The Diversity in Brewing Scholarship provides exceptional women of color in the brewing industry up to $10,000 in scholarship funds to further their brewing education. Students can apply for the scholarship through six brewing programs, including Penn College’s one-year certificate program.
Two scholarships are available for Fall 2021; award amounts vary per program, with $9,250 designated for a Penn College scholarship applicant.
“I am always encouraged whenever the brewing industry proactively supports education. I applaud Yuengling’s leadership in this area. I also welcome the work of groups like the Pink Boots Society and their efforts to celebrate and encourage diversity in the American brewing industry,” said Timothy L. Yarrington, Penn College brewing instructor.
Applicants for the Diversity in Brewing Scholarship must be members of the Pink Boots Society, a nonprofit global organization created to empower women beer professionals to advance their careers in the beer industry through education.
The society has professional memberships for women who earn at least 25% of their income from the fermented beverage industry, as well as student memberships that do not require working in the industry.

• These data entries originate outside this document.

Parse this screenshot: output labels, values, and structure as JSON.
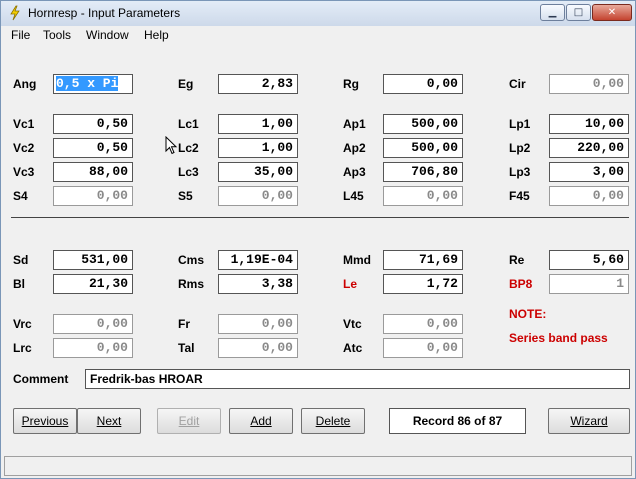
{
  "window": {
    "title": "Hornresp - Input Parameters",
    "colors": {
      "selection": "#3399ff",
      "warning": "#cc0000"
    }
  },
  "menu": [
    "File",
    "Tools",
    "Window",
    "Help"
  ],
  "rows": {
    "r1": [
      {
        "label": "Ang",
        "value": "0,5 x Pi",
        "state": "selected"
      },
      {
        "label": "Eg",
        "value": "2,83"
      },
      {
        "label": "Rg",
        "value": "0,00"
      },
      {
        "label": "Cir",
        "value": "0,00",
        "state": "disabled"
      }
    ],
    "r2": [
      {
        "label": "Vc1",
        "value": "0,50"
      },
      {
        "label": "Lc1",
        "value": "1,00"
      },
      {
        "label": "Ap1",
        "value": "500,00"
      },
      {
        "label": "Lp1",
        "value": "10,00"
      }
    ],
    "r3": [
      {
        "label": "Vc2",
        "value": "0,50"
      },
      {
        "label": "Lc2",
        "value": "1,00"
      },
      {
        "label": "Ap2",
        "value": "500,00"
      },
      {
        "label": "Lp2",
        "value": "220,00"
      }
    ],
    "r4": [
      {
        "label": "Vc3",
        "value": "88,00"
      },
      {
        "label": "Lc3",
        "value": "35,00"
      },
      {
        "label": "Ap3",
        "value": "706,80"
      },
      {
        "label": "Lp3",
        "value": "3,00"
      }
    ],
    "r5": [
      {
        "label": "S4",
        "value": "0,00",
        "state": "disabled"
      },
      {
        "label": "S5",
        "value": "0,00",
        "state": "disabled"
      },
      {
        "label": "L45",
        "value": "0,00",
        "state": "disabled"
      },
      {
        "label": "F45",
        "value": "0,00",
        "state": "disabled"
      }
    ],
    "r6": [
      {
        "label": "Sd",
        "value": "531,00"
      },
      {
        "label": "Cms",
        "value": "1,19E-04"
      },
      {
        "label": "Mmd",
        "value": "71,69"
      },
      {
        "label": "Re",
        "value": "5,60"
      }
    ],
    "r7": [
      {
        "label": "Bl",
        "value": "21,30"
      },
      {
        "label": "Rms",
        "value": "3,38"
      },
      {
        "label": "Le",
        "value": "1,72",
        "label_color": "red"
      },
      {
        "label": "BP8",
        "value": "1",
        "state": "disabled",
        "label_color": "red"
      }
    ],
    "r8": [
      {
        "label": "Vrc",
        "value": "0,00",
        "state": "disabled"
      },
      {
        "label": "Fr",
        "value": "0,00",
        "state": "disabled"
      },
      {
        "label": "Vtc",
        "value": "0,00",
        "state": "disabled"
      }
    ],
    "r9": [
      {
        "label": "Lrc",
        "value": "0,00",
        "state": "disabled"
      },
      {
        "label": "Tal",
        "value": "0,00",
        "state": "disabled"
      },
      {
        "label": "Atc",
        "value": "0,00",
        "state": "disabled"
      }
    ]
  },
  "note": {
    "title": "NOTE:",
    "text": "Series band pass"
  },
  "comment": {
    "label": "Comment",
    "value": "Fredrik-bas HROAR"
  },
  "buttons": {
    "previous": "Previous",
    "next": "Next",
    "edit": "Edit",
    "add": "Add",
    "delete": "Delete",
    "wizard": "Wizard"
  },
  "record": "Record 86 of 87",
  "icons": [
    "app-icon",
    "minimize-icon",
    "maximize-icon",
    "close-icon",
    "mouse-cursor-icon"
  ]
}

While the modern brewing industry features a male-dominated workforce, Yarrington points out that female brewers were prominently engaged in the craft in its earliest years.
“Women were typically the brewers in Medieval times,” Yarrington points out. “The name brewster refers to a female brewer.”

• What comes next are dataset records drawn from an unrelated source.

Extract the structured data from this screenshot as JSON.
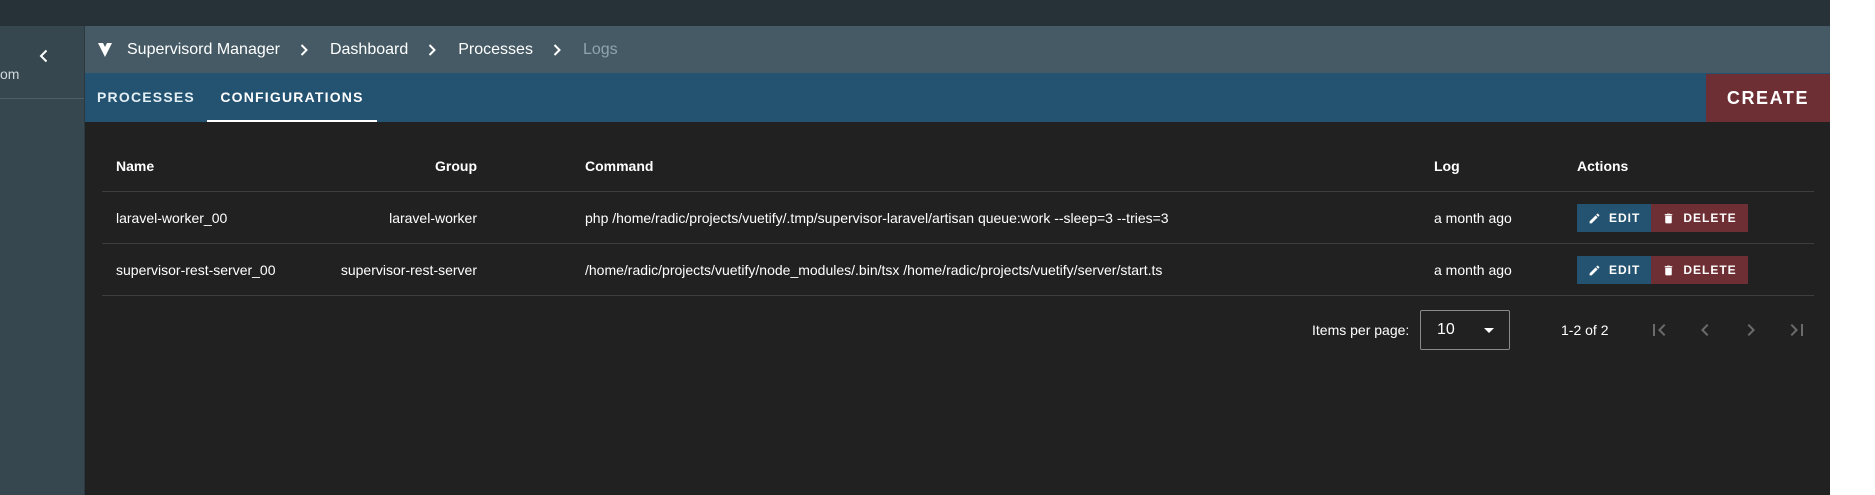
{
  "sidebar": {
    "partial_text": "om"
  },
  "breadcrumbs": [
    {
      "label": "Supervisord Manager"
    },
    {
      "label": "Dashboard"
    },
    {
      "label": "Processes"
    },
    {
      "label": "Logs"
    }
  ],
  "tabs": [
    {
      "label": "PROCESSES",
      "active": false
    },
    {
      "label": "CONFIGURATIONS",
      "active": true
    }
  ],
  "create_label": "CREATE",
  "table": {
    "headers": {
      "name": "Name",
      "group": "Group",
      "command": "Command",
      "log": "Log",
      "actions": "Actions"
    },
    "rows": [
      {
        "name": "laravel-worker_00",
        "group": "laravel-worker",
        "command": "php /home/radic/projects/vuetify/.tmp/supervisor-laravel/artisan queue:work --sleep=3 --tries=3",
        "log": "a month ago",
        "edit_label": "EDIT",
        "delete_label": "DELETE"
      },
      {
        "name": "supervisor-rest-server_00",
        "group": "supervisor-rest-server",
        "command": "/home/radic/projects/vuetify/node_modules/.bin/tsx /home/radic/projects/vuetify/server/start.ts",
        "log": "a month ago",
        "edit_label": "EDIT",
        "delete_label": "DELETE"
      }
    ]
  },
  "pagination": {
    "items_per_page_label": "Items per page:",
    "items_per_page_value": "10",
    "range_text": "1-2 of 2"
  },
  "colors": {
    "primary": "#245371",
    "danger": "#6d2f33",
    "breadcrumb_bar": "#455a64",
    "background": "#212121"
  },
  "icons": [
    "vuetify-logo-icon",
    "chevron-left-icon",
    "chevron-right-icon",
    "pencil-icon",
    "trash-icon",
    "page-first-icon",
    "page-previous-icon",
    "page-next-icon",
    "page-last-icon",
    "menu-down-icon"
  ]
}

According to the National Women’s History Museum, women’s involvement in brewing beer has been documented back to 4,000 years ago in Mesopotamia and possibly earlier.

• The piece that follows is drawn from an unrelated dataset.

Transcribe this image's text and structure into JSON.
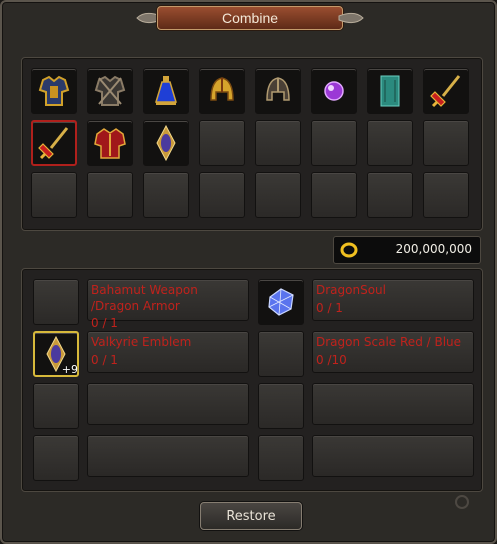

“Historically, women were involved in brewing since it was seen as another domestic task,” cites the museum’s website. “There were also many taverns owned by women and, thus, it is likely they also brewed their own beer. Fast forward to Colonial America. The craft of brewing beer was brought over from Europe, and women resumed their roles in society as tavernkeepers and brewers.”
The museum cites Mary Lisle as America’s unofficial first brewster when she took over her father’s brewhouse in Philadelphia in 1734.
Today, women are actively engaged in the beer business – and that begins with the science of brewing.
“I got interested in brewing because I love the science behind fermentation and alcohol production,” said Montana L. Bilbay, of Jersey Shore, one of two female students currently in Penn College’s brewing major.
Bilbay’s advice for women entering the industry? “Learn as much as you can. Never turn down an opportunity to learn. The more you know and understand, and can correctly apply that knowledge, the more likely you are to succeed,” she offered. “Also, make sure you like science. … You are essentially becoming a biochemist, and it’s a lot of work.”
Tammy A. Miller, instructor of biology, is inspired by the efforts to engage and support more women in the science and business of brewing.
“The artisan beer industry is a male-dominated field, but industry and academia are working hard to include more women. Scholarships such as those provided by Yuengling and the Pink Boots Society are a testament to their desire to see more women brewers,” Miller said. “Here at Penn College, brewmaster Tim Yarrington empowers women to have a strong voice in the industry by encouraging them to critically think through the science of brewing while still providing them the space to apply their own creative flair to the products they produce. As a faculty member in the program, I have appreciated and benefited from the inclusive learning environment Tim has created and love that I get to be a part of such a program. I feel confident any novice brewer, male or female, would share in my enthusiasm for learning here!”